Flowing across industry segments
The benefits of AM in fluid flow systems extend well beyond CERN, from heat exchangers, to integrated cooling, to propulsion systems and fuel injectors, to fluid manifolds and all the way to microfluidics. AM is enabling improved efficiency for all these fluid flow applications, in more ways than one.
On the one hand, additive manufacturing can enable the production of more lightweight structures thanks to optimized geometries. This ability is especially crucial in applications like propulsion systems and fuel injectors, where weight is a critical factor and can drive up operating costs.
In designing a liquid rocket engine injector, for example, the German Space Center (DLR), in cooperation with the 3D Systems Customer Innovation Center, was able to consolidate 30 components into a single part, which resulted in a final weight reduction of 10%. On top of that, the consolidated design eliminated points of failure that existed in the original system, improving overall system performance. The 3D printed fuel injector also integrated certain features, like pressure and temperature sensor channels, which resulted in superior cooling and combustion performance. These performance-enhancing features were enabled by 3D Systems’ DMP technology.
“Based on the success of space-related initiatives involving DMP, we thought that 3D Systems was perfectly suited for providing the design-for-manufacturing aspects of the injector head, with an eye on new possibilities for sensor integration and fuel and coolant distribution,” explained Markus Kuhn, who is managing the injector head project at DLR.
A simply better flow
AM can also improve the efficiency of fluid flow applications by directly improving on fluid dynamics. Most conventional manufacturing processes favor designs with sharp corners, which can be problematic, as fluid moving through internal channels can become trapped in stagnant zones. This, in turn, leads to pressure loss and reduces efficiency. Design for AM can eliminate these troublesome design features and create internal channels that are optimized for fluid dynamics. These benefits can be seen most clearly in fluid manifolds in semiconductor machinery and microfluidic devices used in research labs.

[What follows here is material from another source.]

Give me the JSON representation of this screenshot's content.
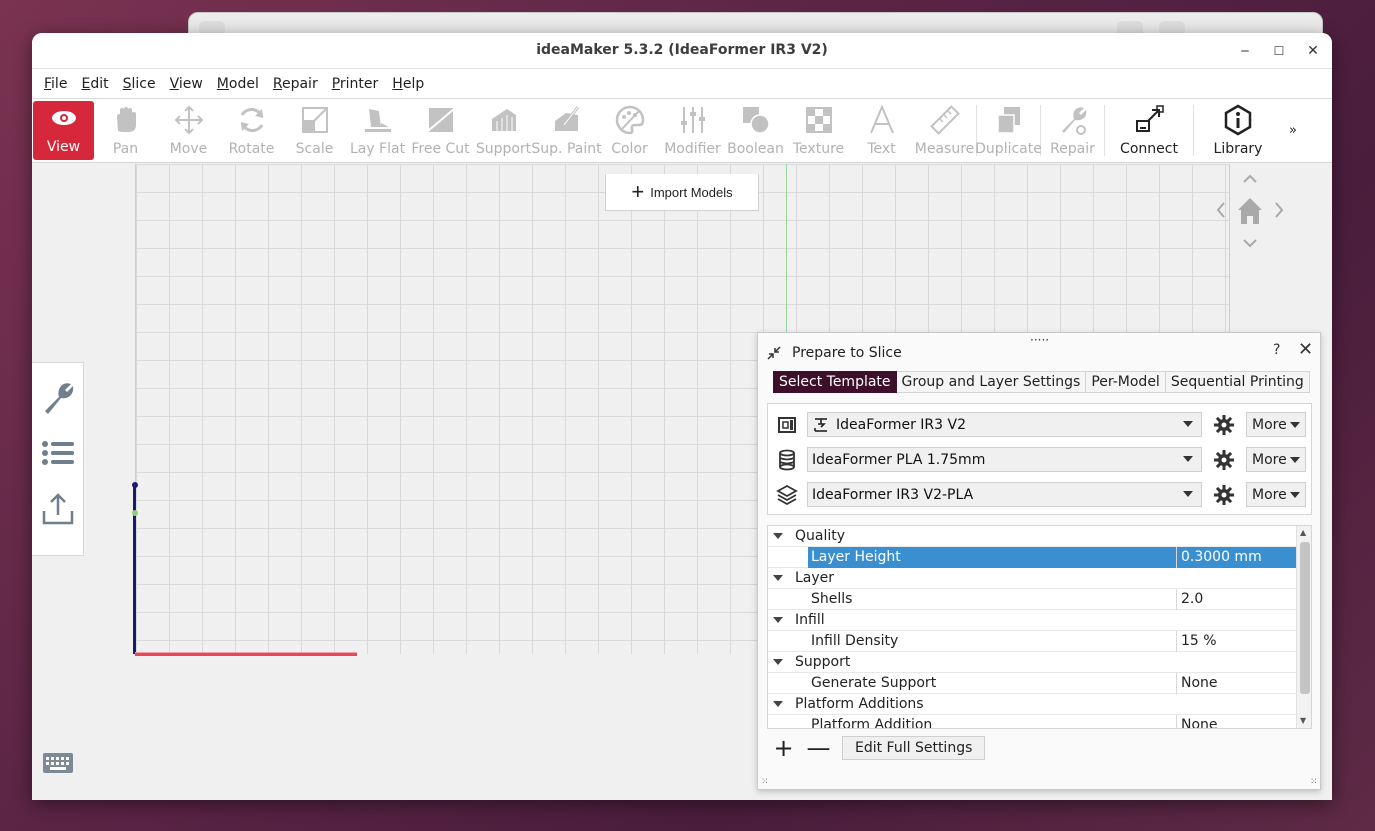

Similarly, it is possible to design fluid flow systems with intentional turbulence to achieve peak cooling. In heat exchangers, for instance, built-in turbulence can increase thermal transfer, which can be useful in refrigeration appliances, energy generation and many other applications. Overall, AM enables engineers and fluid flow specialists to base designs off of fluid dynamics rather than on manufacturing limitations.
To sum it up, additive manufacturing is changing the state of fluid flow applications for the better, offering improved manufacturability through part consolidation, superior efficiency through weight reduction and mixing efficiency, and better space utilization. This is true in virtually all fluid dynamics areas, whether you are 3D printing metal cool-bars for the LHC, a fuel injector, or a plastic microfluidic device with tiny channels.
Still, the learning curve can be fairly steep, as it encompasses not only a new manufacturing process but also a whole new design mindset. Fortunately, the experts are on hand to ease the adoption of AM. Partners like 3D Systems can help end users to make the most out of 3D printing for fluid flow applications, through consulting, as well as through training and manufacturing services. The company says: “We help to discover where and how AM fits within an existing architecture, and advise on how to simplify the onboarding process.”
This article was published in collaboration with 3D Systems.